Budget surplus? Get a reality check urges Neil Woodford

19th March 2015


We have believed for some time that the growth and inflation assumptions embedded in the forecasts of central banks around the world, are consistently too optimistic writes CF Woodford Equity Income fund manager Neil Woodford…

In the case of the UK, this applies also to the Office for Budget Responsibility (OBR). The forecasts released by the OBR, and the views expressed by Chancellor George Osborne in the Budget are not consistent with our views at all.

So although the claims of a return to a budget surplus by 2018-19 for the first time in 18 years will make great headlines – and may sound attractive to potential voters – we believe a dose of reality is required.

The chart below, shows the path of the budget deficit according OBR assumptions, of real GDP growth of 2.3-2.4% per annum over the next five years which, with inflation assumed to return to over 2% by the end of this period, means nominal growth of 5.0% by 2019-20.


However, you do not have to flex these assumptions very much at all, to get a glimpse of a much more difficult fiscal environment. What if growth fails to remain at these levels? What if inflation fails to return to the Bank of England’s 2% target? In our view, these are both realistic concerns, so we have added what we believe are more realistic forecasts, using adjusted assumptions.

Between 2010 and 2014, the average real GDP growth delivered by the UK economy was 1.8% per annum. We have therefore incorporated this real growth rate into the adjusted model. Similarly, we see no reason to expect inflation to return to 2% per annum any time soon and have incorporated 1% per annum into this more realistic set of assumptions (indeed this may prove to be far too optimistic a view of inflation).

In doing so, we can see that, although the deficit continues to reduce, it does not do so at the same pace, nor does it end with a budget surplus by 2018-19. Indeed, this more realistic scenario results in a cumulative hole of over £120bn in the UK’s public finances.

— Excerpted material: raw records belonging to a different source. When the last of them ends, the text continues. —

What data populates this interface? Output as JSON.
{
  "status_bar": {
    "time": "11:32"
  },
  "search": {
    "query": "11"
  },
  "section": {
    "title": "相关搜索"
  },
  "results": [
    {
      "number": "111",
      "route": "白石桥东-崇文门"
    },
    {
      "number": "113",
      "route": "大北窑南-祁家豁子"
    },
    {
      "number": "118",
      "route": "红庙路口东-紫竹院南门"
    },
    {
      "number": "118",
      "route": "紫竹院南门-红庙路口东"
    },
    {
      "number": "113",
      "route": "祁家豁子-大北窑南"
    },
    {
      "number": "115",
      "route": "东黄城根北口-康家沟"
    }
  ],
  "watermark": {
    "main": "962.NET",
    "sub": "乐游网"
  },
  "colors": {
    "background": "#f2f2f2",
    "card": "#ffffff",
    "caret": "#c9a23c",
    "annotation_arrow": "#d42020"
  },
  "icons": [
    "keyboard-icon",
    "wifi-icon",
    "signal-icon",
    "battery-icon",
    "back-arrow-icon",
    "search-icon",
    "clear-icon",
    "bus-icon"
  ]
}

We conclude that there is no room for complacency on the UK economy. We believe it is appropriate to be cautious about the UK economic outlook, as indeed we are about the global outlook. There was nothing in the Budget to warrant a change to this cautious view in the near-to-medium term.

On a brighter note, however, there were some very supportive initiatives designed to help the long-term development of the UK’s ‘knowledge economy’.

The Government aims to give the UK’s world-leading research institutions greater freedom in which to continue to develop cutting-edge technologies. It also wants to ensure that regulations do not restrict innovation and, in particular, the development of disruptive technology.

We passionately believe that it is through the development and commercialisation of new, disruptive technology that we can hope to break free from the post-financial-crisis economic stagnation that currently afflicts the western world. Any support for the knowledge economy should be welcomed as it allows a more optimistic view of our long-term economic prospects.